Yo tenía la sensación de que desde mi llegada a Memphis no había hecho más que absorber la Bebida de Belcebú en grandes cantidades; sin embargo, me eché otro traguito para calentarme antes de comparecer.
Mi conferencia fue un gran éxito. Me temo que no fue por su fascinante contenido, sino por mi arcento.
—Verdaderamente, qué arcento —me felicitó después un hombretón de cara roja y barba blanca—. Sí, señor, es estupendo. Suena magnífico, ya sabe… como ese tío, cómo se llama, sí, William Shakespeare.
—Gracias —dije.
—¿Ha tenido ustez alguna vez la idea de venirse al Sur y hacerse americano? —preguntó—. Con un arcento así desde luego que tendría ustez una gran acogida.
Le dije que me sentía muy complacido; nunca había tenido esa idea, pero lo recordaría.
A la mañana siguiente, lamento decir que bajo los efectos de una resaca debida a un exceso de hospitalidad sureña, en un estado un tanto precario, llegué como pude al piso de abajo para desayunar y me encontré con todo el mundo reunido en torno a una mesa resplandeciente de cubiertos de plata como un arroyo de montaña, servida por Fred.
—Ah —dijo la tía abuela Dorinda—, aquí mi marido, el señor Rochester.
—Ya nos conocemos, Dorinda —señaló el tío abuelo Rochester—. Este valeroso caballero me ayudó anoche a repeler la horda rebelde de yanquis.
—Debe de haber sido muy agradable para los dos —comentó la tía Dorinda—. A mí me parece divino cuando podemos compartir cosas.
—¿Ha dormido ustez bien? —preguntó sita Magnolia, sin hacer caso de los otros dos.
—Espléndidamente —respondí, mientras Fred me servía un minúsculo desayuno sureño de seis lonchas de bacon crujientes y fragantes como hojas de otoño, cuatro huevos que brillaban como soles recién salidos, ocho tostadas bañadas en mantequilla y una gran cucharada de conserva de limón temblorosa y reluciente.
—Voy a ver cuáles son las últimas noticias —dijo el tío abuelo Rochester levantándose y ajustándose la bata.
—¿Bajarás a comer o seguirás combatiendo? —preguntó la tía abuela Dorinda.

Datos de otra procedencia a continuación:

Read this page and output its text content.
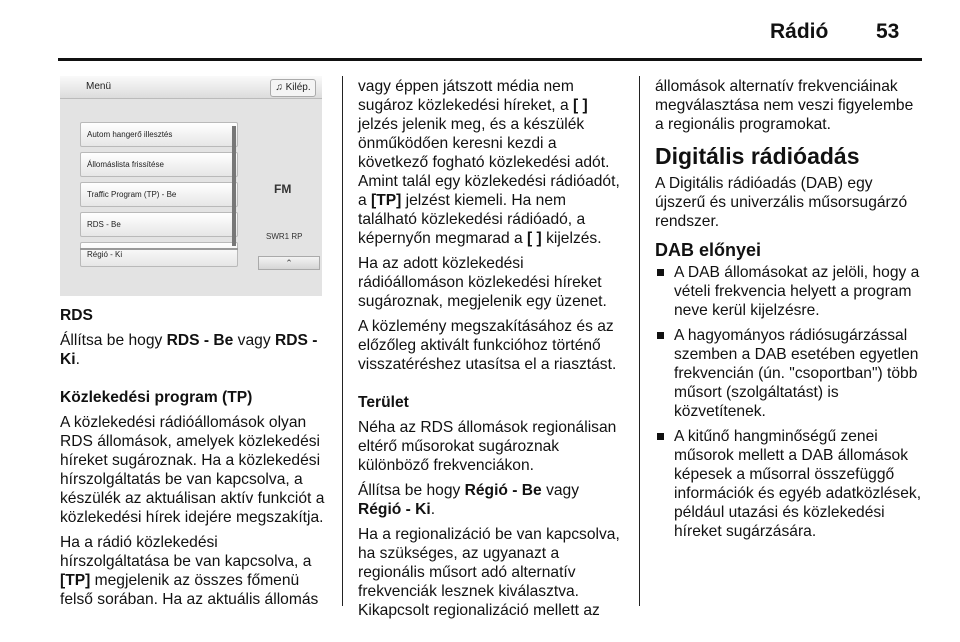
Rádió 53
Menü	♫ Kilép.
Autom hangerő illesztés
Állomáslista frissítése
Traffic Program (TP) - Be
RDS - Be
Régió - Ki
FM
SWR1 RP
⌃

RDS

Állítsa be hogy RDS - Be vagy RDS - Ki.

Közlekedési program (TP)

A közlekedési rádióállomások olyan RDS állomások, amelyek közlekedési híreket sugároznak. Ha a közlekedési hírszolgáltatás be van kapcsolva, a készülék az aktuálisan aktív funkciót a közlekedési hírek idejére megszakítja.

Ha a rádió közlekedési hírszolgáltatása be van kapcsolva, a [TP] megjelenik az összes főmenü felső sorában. Ha az aktuális állomás

vagy éppen játszott média nem sugároz közlekedési híreket, a [ ] jelzés jelenik meg, és a készülék önműködően keresni kezdi a következő fogható közlekedési adót. Amint talál egy közlekedési rádióadót, a [TP] jelzést kiemeli. Ha nem található közlekedési rádióadó, a képernyőn megmarad a [ ] kijelzés.

Ha az adott közlekedési rádióállomáson közlekedési híreket sugároznak, megjelenik egy üzenet.

A közlemény megszakításához és az előzőleg aktivált funkcióhoz történő visszatéréshez utasítsa el a riasztást.

Terület

Néha az RDS állomások regionálisan eltérő műsorokat sugároznak különböző frekvenciákon.

Állítsa be hogy Régió - Be vagy Régió - Ki.

Ha a regionalizáció be van kapcsolva, ha szükséges, az ugyanazt a regionális műsort adó alternatív frekvenciák lesznek kiválasztva. Kikapcsolt regionalizáció mellett az

állomások alternatív frekvenciáinak megválasztása nem veszi figyelembe a regionális programokat.

Digitális rádióadás

A Digitális rádióadás (DAB) egy újszerű és univerzális műsorsugárzó rendszer.

DAB előnyei
A DAB állomásokat az jelöli, hogy a vételi frekvencia helyett a program neve kerül kijelzésre.
A hagyományos rádiósugárzással szemben a DAB esetében egyetlen frekvencián (ún. "csoportban") több műsort (szolgáltatást) is közvetítenek.
A kitűnő hangminőségű zenei műsorok mellett a DAB állomások képesek a műsorral összefüggő információk és egyéb adatközlések, például utazási és közlekedési híreket sugárzására.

—Señora mía, las guerras no permiten apresuramientos —dijo severamente el tío abuelo Rochester.
—No, no, ya comprendo —respondió la tía abuela Dorinda—, era sólo por lo del helado.
—Mujer, tengo cosas más importantes en la cabeza que un helado —comentó el tío abuelo Rochester—. ¿Es de vainilla o de fresa?
—De fresa —dijo la tía abuela Dorinda.
—Me tomaré un par de cucharadas con pastel de nueces —respondió el tío abuelo Rochester, y se despidió mientras la tía abuela Dorinda iba a la cocina.
—La verdad es que no sé a dónde vamos a ir a parar —dijo sita Magnolia hojeando el periódico local—. Ahora quieren hacer alcalde a un negro.
Miré intranquilo hacia la puerta por la que Fred había desaparecido.
—Si quiere que le diga la verdad, nos gobierna una pila de mindundis blancos y de negros; se lo digo de verdad: mindundis blancos y negros —añadió sorbiendo el café.
—Dígame, sita Magnolia, dada la sensibilidad actual de los negros, ¿le parece prudente hablar así cuando anda cerca Fred? —pregunté.
—¿Hablar cómo? —replicó, mirándome con ojazos asombrados.
—Bueno, pues de negros y esas cosas.
—Pero Fred no es un negro —dijo indignada.
Me pregunté durante un instante si quizá era daltónica.
—No —siguió diciendo—. Mi bisabuelo compró al padre de Fred allá por 1850. Todavía tengo el recibo. Fred nació aquí. Fred no es un negro. Fred es de la familia.
Renuncié a tratar de comprender la mentalidad sureña.